Der Klimawandel gehört zu den größten Herausforderungen unserer Zeit. Um ihm wirksam entgegenzuwirken, ist ein engagierter Klimaschutz unerlässlich. Den gesetzlichen Rahmen für die Klimaschutzpolitik des Landes Baden-Württemberg setzt das Klimaschutzgesetz Baden-Württemberg (kurz: KSG BW).

Das Klimaschutzgesetz ist am 31. Juli 2013 in Kraft getreten. Im Jahr 2020 wurde es dann erstmalig umfassend weiterentwickelt und im Herbst vergangenen Jahres hat der Landtag eine weitere Novelle dieses Gesetzes verabschiedet.
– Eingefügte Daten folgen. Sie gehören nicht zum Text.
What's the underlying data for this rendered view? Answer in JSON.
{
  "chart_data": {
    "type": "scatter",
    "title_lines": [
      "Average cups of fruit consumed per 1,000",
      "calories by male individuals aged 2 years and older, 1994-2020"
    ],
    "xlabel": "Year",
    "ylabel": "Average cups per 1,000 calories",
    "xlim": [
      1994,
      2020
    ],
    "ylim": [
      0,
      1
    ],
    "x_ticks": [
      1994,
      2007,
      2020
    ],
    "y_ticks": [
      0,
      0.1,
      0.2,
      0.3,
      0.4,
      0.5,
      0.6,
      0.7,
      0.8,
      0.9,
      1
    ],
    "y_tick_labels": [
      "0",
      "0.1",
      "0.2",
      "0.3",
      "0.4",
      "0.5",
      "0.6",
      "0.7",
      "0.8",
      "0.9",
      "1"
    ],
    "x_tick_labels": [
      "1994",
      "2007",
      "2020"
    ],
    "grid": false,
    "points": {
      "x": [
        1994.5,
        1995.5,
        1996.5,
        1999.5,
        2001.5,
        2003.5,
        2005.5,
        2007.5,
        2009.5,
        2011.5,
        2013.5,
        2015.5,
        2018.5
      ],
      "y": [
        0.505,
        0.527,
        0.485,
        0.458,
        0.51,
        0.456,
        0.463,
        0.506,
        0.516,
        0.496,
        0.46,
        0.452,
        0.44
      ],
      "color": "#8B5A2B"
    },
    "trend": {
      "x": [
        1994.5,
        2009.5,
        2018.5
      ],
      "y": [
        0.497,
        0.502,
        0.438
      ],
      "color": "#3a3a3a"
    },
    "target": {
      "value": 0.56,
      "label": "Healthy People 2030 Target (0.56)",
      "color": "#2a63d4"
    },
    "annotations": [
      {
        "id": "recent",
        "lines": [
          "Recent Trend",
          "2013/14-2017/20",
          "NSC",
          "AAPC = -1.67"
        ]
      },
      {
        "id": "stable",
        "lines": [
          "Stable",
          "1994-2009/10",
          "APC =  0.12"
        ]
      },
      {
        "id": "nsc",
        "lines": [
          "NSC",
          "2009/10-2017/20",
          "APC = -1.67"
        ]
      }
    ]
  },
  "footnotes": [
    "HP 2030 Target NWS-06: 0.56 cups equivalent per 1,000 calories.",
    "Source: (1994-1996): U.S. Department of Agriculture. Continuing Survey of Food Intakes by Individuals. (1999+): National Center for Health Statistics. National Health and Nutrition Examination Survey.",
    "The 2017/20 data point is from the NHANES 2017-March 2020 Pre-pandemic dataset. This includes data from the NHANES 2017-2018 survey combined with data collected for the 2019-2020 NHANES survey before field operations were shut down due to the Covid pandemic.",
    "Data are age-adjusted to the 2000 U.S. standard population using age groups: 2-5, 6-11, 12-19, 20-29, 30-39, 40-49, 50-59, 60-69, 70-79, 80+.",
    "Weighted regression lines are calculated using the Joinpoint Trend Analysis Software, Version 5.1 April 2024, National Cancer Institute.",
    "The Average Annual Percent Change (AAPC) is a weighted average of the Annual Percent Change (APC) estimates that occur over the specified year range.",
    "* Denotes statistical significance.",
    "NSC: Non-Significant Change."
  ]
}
Zentrales Element des Klimaschutzgesetzes sind die Klimaschutzziele des Landes für die Jahre 2030 und 2040. Sie geben die konkrete Richtung für die Klimapolitik des Landes vor. Mit einem regelmäßigen Monitoring überprüft die Landesregierung die Erreichung der angestrebten Klimaschutzziele. Falls sich abzeichnet, dass diese Ziele nicht erreicht werden können, beschließt die Landesregierung zusätzliche Maßnahmen.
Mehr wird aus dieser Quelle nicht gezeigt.